Нищий путешествует по миру - Глава 51
Antes de que pudiera terminar de hablar, Yue Yiyi, que estaba sentada en el suelo, se levantó de repente y se abalanzó sobre Liu Mandie, inmovilizándola contra el suelo y agarrándola fuertemente del cuello: "¡Te enseñaré a luchar por Ran-ge! ¡Te enseñaré a luchar por Ran-ge! ¡Aunque seas un fantasma, ¿por qué no me dejas ir?! ¡Te odio! ¡Odio a todos los que aman a Ran-ge! Ran-ge es solo mía, solo mía..."

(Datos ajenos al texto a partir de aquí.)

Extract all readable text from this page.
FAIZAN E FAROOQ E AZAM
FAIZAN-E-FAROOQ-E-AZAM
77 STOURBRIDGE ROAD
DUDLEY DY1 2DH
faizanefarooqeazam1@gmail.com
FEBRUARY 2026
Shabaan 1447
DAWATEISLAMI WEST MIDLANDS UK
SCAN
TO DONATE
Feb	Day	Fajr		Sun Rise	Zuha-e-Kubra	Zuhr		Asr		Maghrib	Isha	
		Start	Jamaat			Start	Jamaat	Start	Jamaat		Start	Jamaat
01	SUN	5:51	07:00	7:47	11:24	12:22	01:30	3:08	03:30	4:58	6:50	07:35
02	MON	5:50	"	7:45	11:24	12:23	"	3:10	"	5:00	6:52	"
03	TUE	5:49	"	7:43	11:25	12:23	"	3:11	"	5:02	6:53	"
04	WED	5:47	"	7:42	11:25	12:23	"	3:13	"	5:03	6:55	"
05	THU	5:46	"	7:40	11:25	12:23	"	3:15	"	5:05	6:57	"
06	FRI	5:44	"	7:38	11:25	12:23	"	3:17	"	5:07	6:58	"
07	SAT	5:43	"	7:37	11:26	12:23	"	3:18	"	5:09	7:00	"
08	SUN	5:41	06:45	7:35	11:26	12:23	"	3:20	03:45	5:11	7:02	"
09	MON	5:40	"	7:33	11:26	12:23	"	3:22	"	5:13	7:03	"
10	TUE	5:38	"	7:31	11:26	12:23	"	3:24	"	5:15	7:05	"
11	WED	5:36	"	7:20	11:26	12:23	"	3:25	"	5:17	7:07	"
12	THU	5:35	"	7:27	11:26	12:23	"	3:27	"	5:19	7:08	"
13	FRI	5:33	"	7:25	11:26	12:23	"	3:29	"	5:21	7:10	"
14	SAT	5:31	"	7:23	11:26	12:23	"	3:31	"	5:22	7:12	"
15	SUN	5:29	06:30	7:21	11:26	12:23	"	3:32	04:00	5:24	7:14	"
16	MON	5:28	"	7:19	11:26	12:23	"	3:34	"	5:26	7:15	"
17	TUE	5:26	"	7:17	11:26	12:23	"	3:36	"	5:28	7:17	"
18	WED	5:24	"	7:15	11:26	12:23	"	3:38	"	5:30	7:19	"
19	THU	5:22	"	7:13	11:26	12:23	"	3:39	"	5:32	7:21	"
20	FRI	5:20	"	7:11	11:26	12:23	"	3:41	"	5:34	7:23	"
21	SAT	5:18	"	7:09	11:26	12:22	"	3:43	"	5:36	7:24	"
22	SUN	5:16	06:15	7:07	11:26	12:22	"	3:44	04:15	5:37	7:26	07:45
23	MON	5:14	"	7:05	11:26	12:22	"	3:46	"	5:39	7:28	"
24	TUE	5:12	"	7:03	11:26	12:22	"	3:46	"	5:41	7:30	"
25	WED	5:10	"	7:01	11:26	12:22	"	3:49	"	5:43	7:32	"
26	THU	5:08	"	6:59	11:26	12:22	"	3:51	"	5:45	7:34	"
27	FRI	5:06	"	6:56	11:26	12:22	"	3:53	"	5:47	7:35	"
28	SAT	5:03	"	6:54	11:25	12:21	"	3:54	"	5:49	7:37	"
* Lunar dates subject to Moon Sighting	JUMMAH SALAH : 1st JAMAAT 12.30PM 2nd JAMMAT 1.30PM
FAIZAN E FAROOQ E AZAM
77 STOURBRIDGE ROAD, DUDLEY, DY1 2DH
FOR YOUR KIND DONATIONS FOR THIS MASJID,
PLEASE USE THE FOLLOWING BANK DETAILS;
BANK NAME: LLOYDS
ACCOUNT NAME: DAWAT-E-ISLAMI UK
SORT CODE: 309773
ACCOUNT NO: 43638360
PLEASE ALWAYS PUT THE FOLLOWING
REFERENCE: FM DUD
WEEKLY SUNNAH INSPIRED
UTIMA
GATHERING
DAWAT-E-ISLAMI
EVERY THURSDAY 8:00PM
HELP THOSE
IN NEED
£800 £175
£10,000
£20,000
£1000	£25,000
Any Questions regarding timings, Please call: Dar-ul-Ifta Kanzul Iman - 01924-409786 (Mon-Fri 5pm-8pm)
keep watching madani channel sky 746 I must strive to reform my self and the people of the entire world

La puerta y la ventana se abrieron de golpe al mismo tiempo. Liu Yichen y Zhan Yun corrieron hacia ellos y, con considerable esfuerzo, lograron apartar a Yue Yiyi, algo delirante, de Liu Mandie. Los demás que estaban en el patio también entraron corriendo a la casa. El maestro Xiao lanzó una cuerda y ordenó a los sirvientes que los ataran bien antes de sacarlos.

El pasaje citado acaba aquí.